MicroRNAs are a class of non-coding RNAs that play an important role in controlling gene expression. That is, they help cells control the types and amounts of protein they make. MiRNA mainly controls gene expression by binding with messenger RNA(mRNA) in the cell cytoplasm. Instead of immediately translating, the marked mRNA will either be destroyed or have its components recycled, or preserved and translated later. In addition, if the level of a specific miRNA is underexpressed in the cell, the protein that is normally regulated will be overexpressed in the cell. In so, they are inversely proportional.

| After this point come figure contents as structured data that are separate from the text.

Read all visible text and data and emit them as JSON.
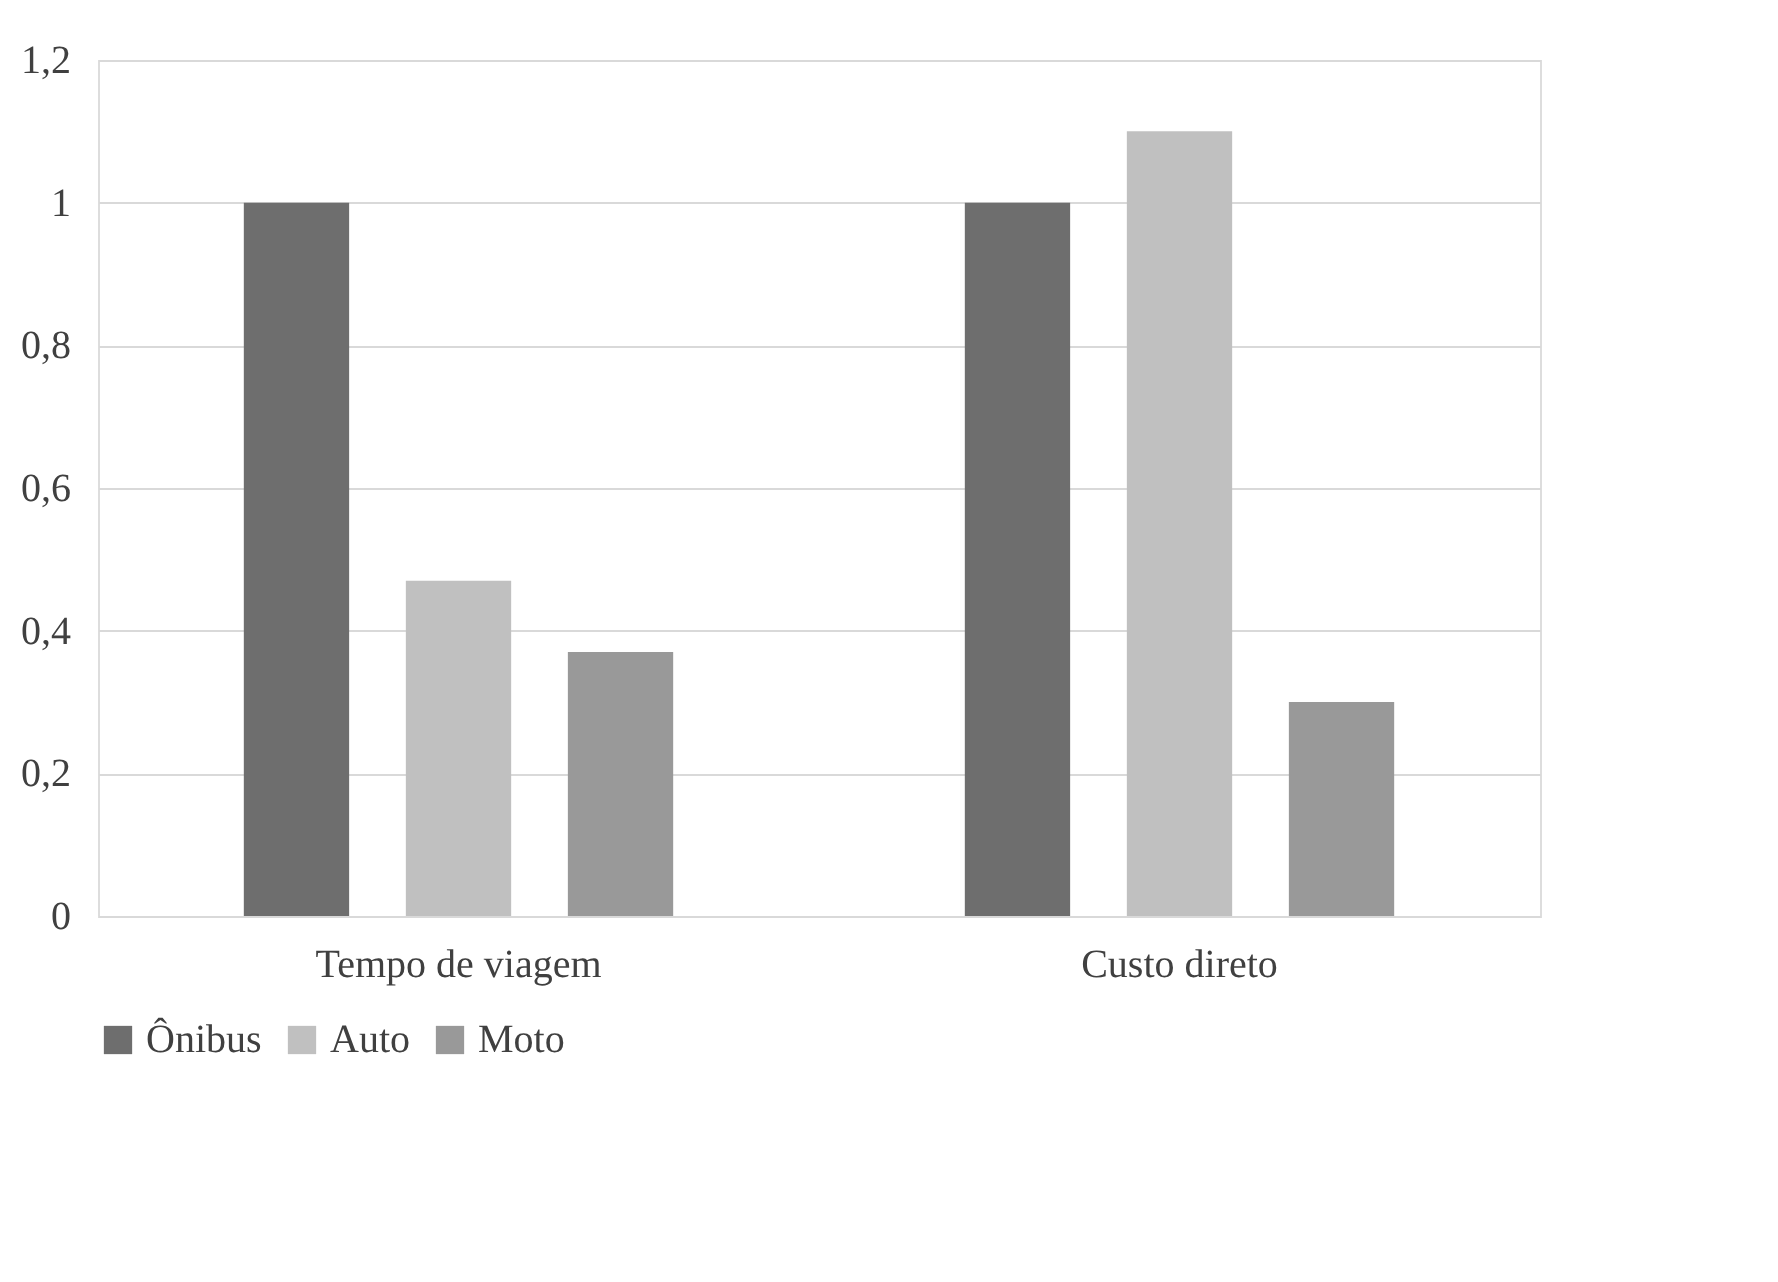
{
  "chart_data": {
    "type": "bar",
    "categories": [
      "Tempo de viagem",
      "Custo direto"
    ],
    "series": [
      {
        "name": "Ônibus",
        "color": "#6e6e6e",
        "values": [
          1,
          1
        ]
      },
      {
        "name": "Auto",
        "color": "#c0c0c0",
        "values": [
          0.47,
          1.1
        ]
      },
      {
        "name": "Moto",
        "color": "#999999",
        "values": [
          0.37,
          0.3
        ]
      }
    ],
    "ylim": [
      0,
      1.2
    ],
    "yticks": [
      {
        "value": 0,
        "label": "0"
      },
      {
        "value": 0.2,
        "label": "0,2"
      },
      {
        "value": 0.4,
        "label": "0,4"
      },
      {
        "value": 0.6,
        "label": "0,6"
      },
      {
        "value": 0.8,
        "label": "0,8"
      },
      {
        "value": 1,
        "label": "1"
      },
      {
        "value": 1.2,
        "label": "1,2"
      }
    ],
    "grid": "y",
    "legend": "bottom"
  }
}
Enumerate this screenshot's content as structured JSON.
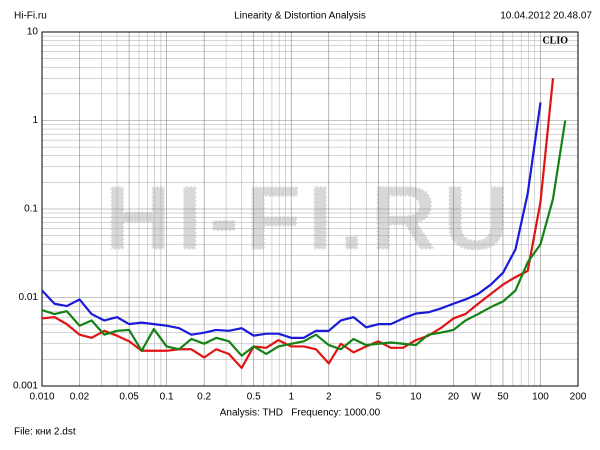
{
  "header": {
    "site": "Hi-Fi.ru",
    "title": "Linearity & Distortion Analysis",
    "timestamp": "10.04.2012 20.48.07"
  },
  "chart_data": {
    "type": "line",
    "log_x": true,
    "log_y": true,
    "grid": true,
    "brand": "CLIO",
    "watermark": "HI-FI.RU",
    "x_unit": "W",
    "x": [
      0.01,
      0.0126,
      0.0158,
      0.02,
      0.025,
      0.0316,
      0.04,
      0.05,
      0.063,
      0.079,
      0.1,
      0.126,
      0.158,
      0.2,
      0.25,
      0.316,
      0.4,
      0.5,
      0.63,
      0.79,
      1,
      1.26,
      1.58,
      2,
      2.5,
      3.16,
      4,
      5,
      6.3,
      7.9,
      10,
      12.6,
      15.8,
      20,
      25,
      31.6,
      40,
      50,
      63,
      79,
      100,
      126,
      158
    ],
    "series": [
      {
        "color": "#1a1ad8",
        "values": [
          0.012,
          0.0085,
          0.008,
          0.0095,
          0.0065,
          0.0055,
          0.006,
          0.005,
          0.0052,
          0.005,
          0.0048,
          0.0045,
          0.0038,
          0.004,
          0.0043,
          0.0042,
          0.0045,
          0.0037,
          0.0039,
          0.0039,
          0.0035,
          0.0035,
          0.0042,
          0.0042,
          0.0055,
          0.006,
          0.0046,
          0.005,
          0.005,
          0.0058,
          0.0066,
          0.0068,
          0.0075,
          0.0085,
          0.0095,
          0.011,
          0.014,
          0.019,
          0.035,
          0.15,
          1.6,
          null,
          null
        ]
      },
      {
        "color": "#e01414",
        "values": [
          0.0058,
          0.006,
          0.005,
          0.0038,
          0.0035,
          0.0042,
          0.0037,
          0.0032,
          0.0025,
          0.0025,
          0.0025,
          0.0026,
          0.0026,
          0.0021,
          0.0026,
          0.0023,
          0.0016,
          0.0028,
          0.0027,
          0.0033,
          0.0028,
          0.0028,
          0.0026,
          0.0018,
          0.003,
          0.0024,
          0.0028,
          0.0032,
          0.0027,
          0.0027,
          0.0033,
          0.0037,
          0.0045,
          0.0058,
          0.0065,
          0.0085,
          0.011,
          0.014,
          0.017,
          0.02,
          0.12,
          3.0,
          null
        ]
      },
      {
        "color": "#148214",
        "values": [
          0.0072,
          0.0065,
          0.007,
          0.0048,
          0.0055,
          0.0038,
          0.0042,
          0.0043,
          0.0025,
          0.0044,
          0.0028,
          0.0026,
          0.0034,
          0.003,
          0.0035,
          0.0032,
          0.0022,
          0.0028,
          0.0023,
          0.0028,
          0.003,
          0.0032,
          0.0038,
          0.0029,
          0.0026,
          0.0034,
          0.0029,
          0.003,
          0.0031,
          0.003,
          0.0029,
          0.0038,
          0.004,
          0.0043,
          0.0055,
          0.0065,
          0.0078,
          0.009,
          0.012,
          0.025,
          0.04,
          0.13,
          1.0
        ]
      }
    ],
    "xlim": [
      0.01,
      200
    ],
    "xticks": [
      {
        "value": 0.01,
        "label": "0.010"
      },
      0.02,
      0.05,
      0.1,
      0.2,
      0.5,
      1,
      2,
      5,
      10,
      20,
      50,
      100,
      200
    ],
    "xticks_minor": [
      0.03,
      0.04,
      0.06,
      0.07,
      0.08,
      0.09,
      0.3,
      0.4,
      0.6,
      0.7,
      0.8,
      0.9,
      3,
      4,
      6,
      7,
      8,
      9,
      30,
      40,
      60,
      70,
      80,
      90
    ],
    "ylim": [
      0.001,
      10
    ],
    "yticks": [
      0.001,
      0.01,
      0.1,
      1,
      10
    ],
    "yticks_minor": [
      0.002,
      0.003,
      0.004,
      0.005,
      0.006,
      0.007,
      0.008,
      0.009,
      0.02,
      0.03,
      0.04,
      0.05,
      0.06,
      0.07,
      0.08,
      0.09,
      0.2,
      0.3,
      0.4,
      0.5,
      0.6,
      0.7,
      0.8,
      0.9,
      2,
      3,
      4,
      5,
      6,
      7,
      8,
      9
    ]
  },
  "footer": {
    "analysis": "Analysis: THD   Frequency: 1000.00",
    "file": "File: кни 2.dst"
  }
}
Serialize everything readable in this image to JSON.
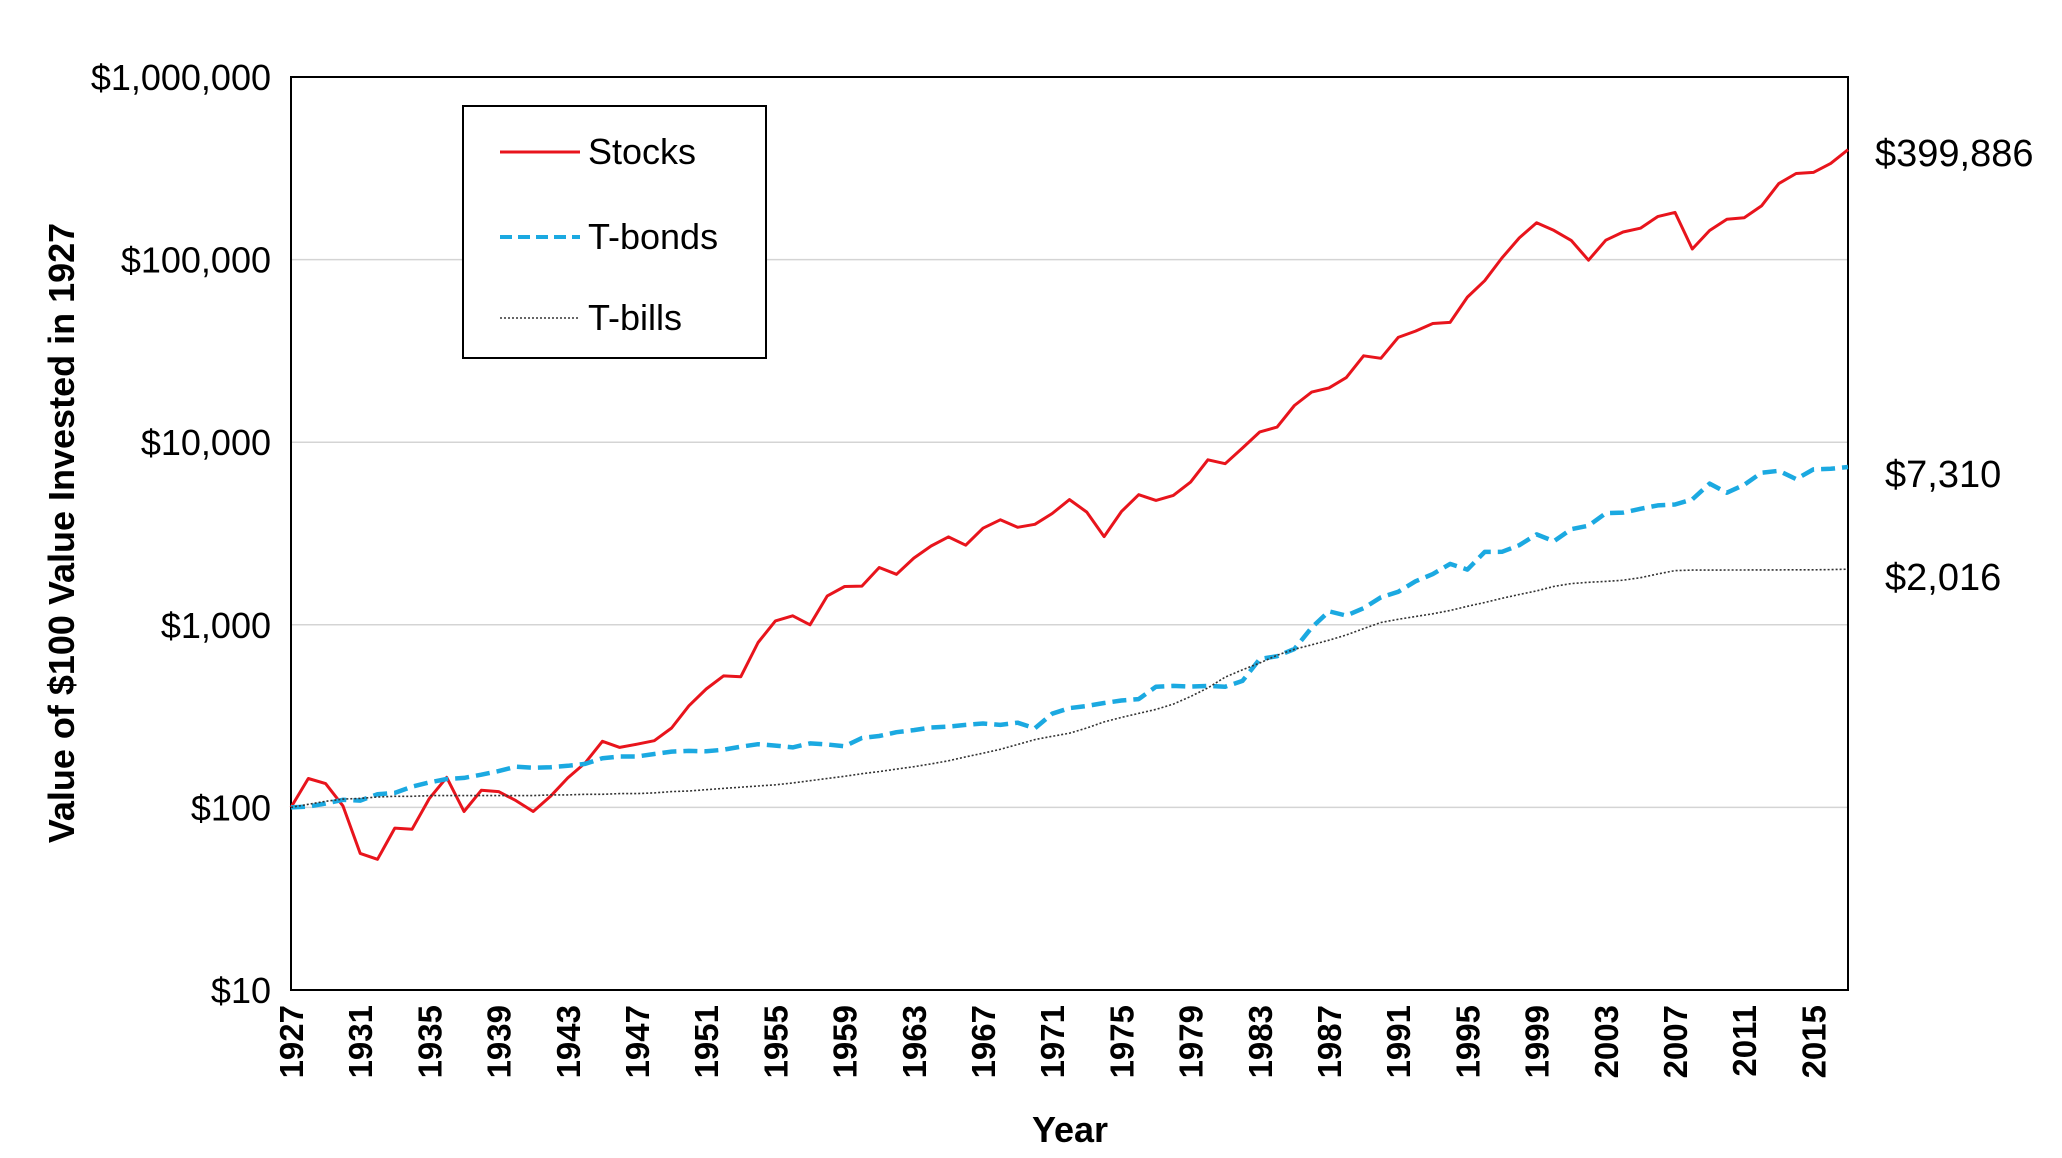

A recent research study aimed to better characterize miRNAs involved in glycosylation by probing the miRNA of two glycosylation proteins: ST6GAL 1 and ST6GAL 2. It was previously found that ST6GAL 1 is overactive in pancreatic cancer, interspersing cancerous cells' membranes with 2,6-sialic acid. To determine how miRNAs adjust enzyme expression, a sensor was developed using a gene's regulatory region(where miRNA binding occurs) and a sequence coding for a fluorescent protein. The sensor was expressed in dividing cells. If miRNAs inhibited a protein's translation, the cells' color dims, while if it turned up gene expression, the cells glow brighter. It was discovered that the miRNAs that interact with ST6GAL 2 downregulate its expression, while those that interacted with ST6GAL 1 increased its expression, also increasing levels of 2,6-sialic acid. Mutating potential miRNA binding sites caused upregulation to disappear, proposing that miRNAs directly control gene expression.
This discovery is a major innovation in cancer research. This is because abnormally low levels of miRNA can lead to overexpression in genes that miRNA regulates, leading to cancer development. The correction of these specific miRNAs can normalize the gene regulatory network and signaling pathways, and reverse the phenotype in cancerous cells.